Recently, Prof. Hui Chao (School of Chemistry, Sun Yat-sen University) and Prof. Gilles Gasser (Chimie ParisTech, PSL University, France) reported on novel mitochondria-localized iridium(III) endoperoxide prodrug, which synergistically released upon two-photon light irradiation under hypoxic conditions, highly cytotoxic iridium(III) complex and singlet oxygen as well as generates an alkoxy radical. Due to its independence from oxygen concentration inside cancer cells and its multi-action mechanism, the compound was highly phototoxic in hypoxic tumor cells and 3D multicellular tumor spheroids in the nanomolar range. This study presents the first example of an iridium-based endoperoxide prodrug for synergistic photodynamic therapy/photoactivated chemotherapy under hypoxia.
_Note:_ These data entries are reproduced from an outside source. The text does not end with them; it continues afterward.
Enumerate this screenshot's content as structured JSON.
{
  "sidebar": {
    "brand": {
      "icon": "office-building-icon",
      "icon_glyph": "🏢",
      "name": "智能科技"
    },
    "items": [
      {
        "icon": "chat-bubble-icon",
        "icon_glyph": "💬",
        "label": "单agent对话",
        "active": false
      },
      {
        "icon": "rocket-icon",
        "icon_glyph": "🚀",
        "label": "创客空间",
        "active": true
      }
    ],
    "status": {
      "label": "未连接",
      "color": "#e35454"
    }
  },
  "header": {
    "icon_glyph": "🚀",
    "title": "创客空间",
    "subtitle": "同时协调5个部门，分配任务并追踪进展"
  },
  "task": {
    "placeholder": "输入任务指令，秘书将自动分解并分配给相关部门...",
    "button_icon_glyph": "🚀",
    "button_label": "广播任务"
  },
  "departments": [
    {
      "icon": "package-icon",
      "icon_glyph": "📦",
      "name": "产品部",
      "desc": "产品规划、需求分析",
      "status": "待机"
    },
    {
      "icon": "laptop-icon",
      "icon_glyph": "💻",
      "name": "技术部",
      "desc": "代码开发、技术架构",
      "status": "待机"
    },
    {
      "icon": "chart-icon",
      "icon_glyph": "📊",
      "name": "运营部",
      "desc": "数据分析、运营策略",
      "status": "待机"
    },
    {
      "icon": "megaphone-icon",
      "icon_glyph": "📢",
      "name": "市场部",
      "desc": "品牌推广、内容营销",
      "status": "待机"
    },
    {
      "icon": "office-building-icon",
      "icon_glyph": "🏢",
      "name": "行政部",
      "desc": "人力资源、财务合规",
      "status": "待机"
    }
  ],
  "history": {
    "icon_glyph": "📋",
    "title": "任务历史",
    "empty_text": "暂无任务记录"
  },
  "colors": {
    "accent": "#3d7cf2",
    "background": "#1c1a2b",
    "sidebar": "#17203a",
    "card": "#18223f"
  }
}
It presents one of the most efficient metal-based PDT PSs working under hypoxic conditions and that can be excited with 2P. Due to a mechanism of action of 2-O-IrAn prodrug involving three independent pathways (1) release of highly cytotoxic iridium(III) complex, (2) generation of singlet oxygen, and (3) generation of an alkoxy radical, extremely high phototoxicity was observed in cancerous cells under normoxic and hypoxic conditions (hypoxia: IC50=60.0 nM, PI=690; normoxia: 51.5 nM, PI=959.1), presenting a novel approach for synergistic photodynamic therapy and photoactivated chemotherapy. Encapsulation within a biotin functionalized polymer into DSPE-PEG-Biotin@2-O-IrAn nanoparticles provides high tumor accumulation and improves the pharmacological properties of the compound. While not showing any side effects within a mouse model, the nanoparticles were found to eradicate a tumor inside an animal model within a single procedure, presenting better therapeutic properties than the clinically approved anticancer drug cisplatin.

 

Scheme 1. A) Previously reported EPO photosensitizers, B) Previously reported carbon radical photosensitizers,  C/D) Schematic illustration of the mechanism of action of the Ir(III) complex by photodynamic therapy/photoactivated chemotherapy.

 

This work has recently been published in J. Am. Chem. Soc. entitled: " Photo-Decaging of A Mitochondria-Localized Iridium(III) Endoperoxide Complex for Two-Photon Photoactivated Therapy under Hypoxia". Dr. Shi Kuang and Fangmian Wei from school of Chemistry, Sun Yat-sen University are the co-first authors, Prof. Dr. Hui Chao (from school of Chemistry, Sun Yat-sen University) and Prof. Dr. Gilles Gasser (from Chimie ParisTech, PSL University, France) are the co-corresponding authors.

 

This work was supported by the National Natural Science Foundation of China (Nos. 22120102002 and 21778079) and the Science and Technology Innovation Program of Hunan Province of China (No. 2021RC5028). This work was also financially supported by an ERC Consolidator Grant PhotoMedMet to G.G. (GA 681679), has received support under the program "Investissements d'Avenir" launched by the French Government and implemented by the ANR with the reference ANR-10-IDEX-0001-02 PSL (G.G.).